Après avoir perdu la bataille des négociations d’Alger qui, jusqu’à la preuve du contraire, se solde par le refus catégorique de la Coordination des mouvements de l’Azawad (CMA) de parapher le document et suscite une vive contestation des partis politiques de l’opposition et la société civile, le gouvernement du Mali est dans la logique de récidiver l’erreur qu’il a commise le 1er mars 2015 à Alger: signer le projet d’accord, le 15 mai 2015 à Bamako, sans la CMA, c’est à dire « unilatéralement », en ouvrant la voie à un processus de paix sur fond de désaccords.
Cependant l’opposition républicaine fidèle à ses analyses objectives, a estimé que le report répétitif de la signature du document prouve sa médiocre qualité.
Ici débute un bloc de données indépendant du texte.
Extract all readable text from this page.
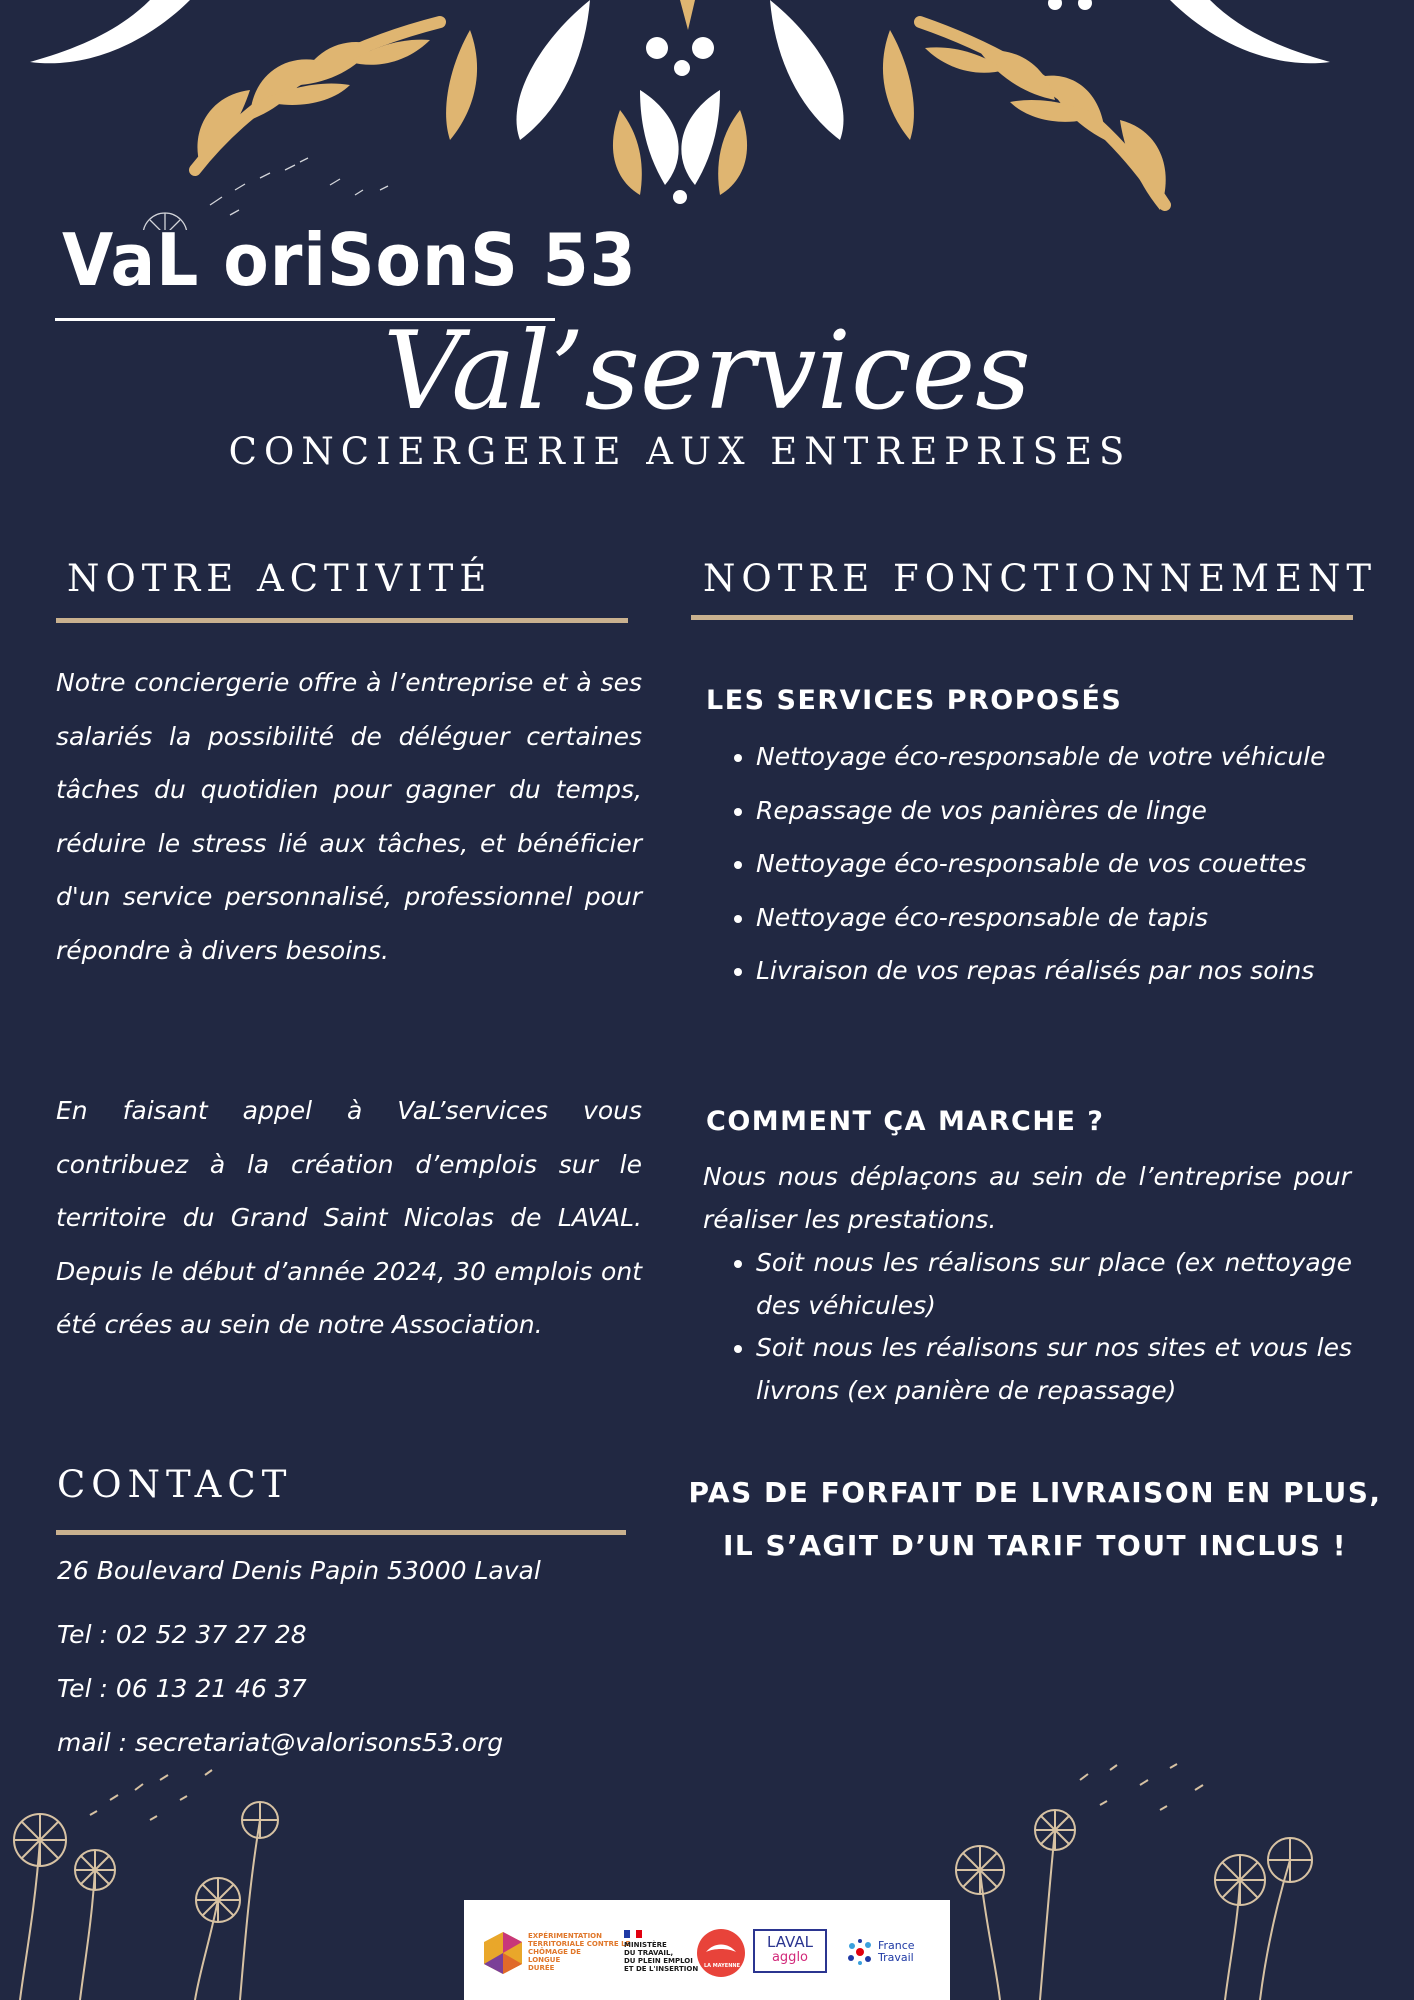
VaL oriSonS 53
Val’services
CONCIERGERIE AUX ENTREPRISES
NOTRE ACTIVITÉ
Notre conciergerie offre à l’entreprise et à ses salariés la possibilité de déléguer certaines tâches du quotidien pour gagner du temps, réduire le stress lié aux tâches, et bénéficier d'un service personnalisé, professionnel pour répondre à divers besoins.
En faisant appel à VaL’services vous contribuez à la création d’emplois sur le territoire du Grand Saint Nicolas de LAVAL. Depuis le début d’année 2024, 30 emplois ont été crées au sein de notre Association.
CONTACT
26 Boulevard Denis Papin 53000 Laval
Tel : 02 52 37 27 28
Tel : 06 13 21 46 37
mail : secretariat@valorisons53.org
NOTRE FONCTIONNEMENT
LES SERVICES PROPOSÉS
• Nettoyage éco-responsable de votre véhicule
• Repassage de vos panières de linge
• Nettoyage éco-responsable de vos couettes
• Nettoyage éco-responsable de tapis
• Livraison de vos repas réalisés par nos soins
COMMENT ÇA MARCHE ?
Nous nous déplaçons au sein de l’entreprise pour réaliser les prestations.
• Soit nous les réalisons sur place (ex nettoyage des véhicules)
• Soit nous les réalisons sur nos sites et vous les livrons (ex panière de repassage)
PAS DE FORFAIT DE LIVRAISON EN PLUS,
IL S’AGIT D’UN TARIF TOUT INCLUS !
EXPÉRIMENTATION
TERRITORIALE CONTRE LE
CHÔMAGE DE
LONGUE
DURÉE
MINISTÈRE
DU TRAVAIL,
DU PLEIN EMPLOI
ET DE L'INSERTION LA MAYENNE
LAVAL
agglo
France
Travail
Elle a demandé au gouvernement de « reprendre le contrôle du processus de sortie de crise en s’engageant sur le chemin d’un véritable dialogue inter-Maliens », selon l’intervention du représentant du chef de l’opposition, Amadou Abdoulaye Diallo.

Contrairement à sa précédente rencontre, où il avait eu la maladresse de porter sur lui, le message de la médiation, c’est un Premier ministre plus attentif que les responsables des partis politiques de l’opposition, de la majorité présidentielle et de la société civile ont rencontré, le jeudi 23 avril 2015, à la Primature. Certainement pour éviter une nouvelle humiliation le 15 mai 2015 par un éventuel revirement de la donne, Modibo Kéïta, a d’abord tenu à dégager la responsabilité de son gouvernement par rapport à la signature annoncée : c’est la médiation qui en a décidé ainsi et c’est cette dernière qui endosse la responsabilité. « L’objectif de cette rencontre est de suite au refus catégorique de la Coordination des mouvements de l’Azawad (CMA) de parapher le document et à la vive contestation de la majorité des Maliens.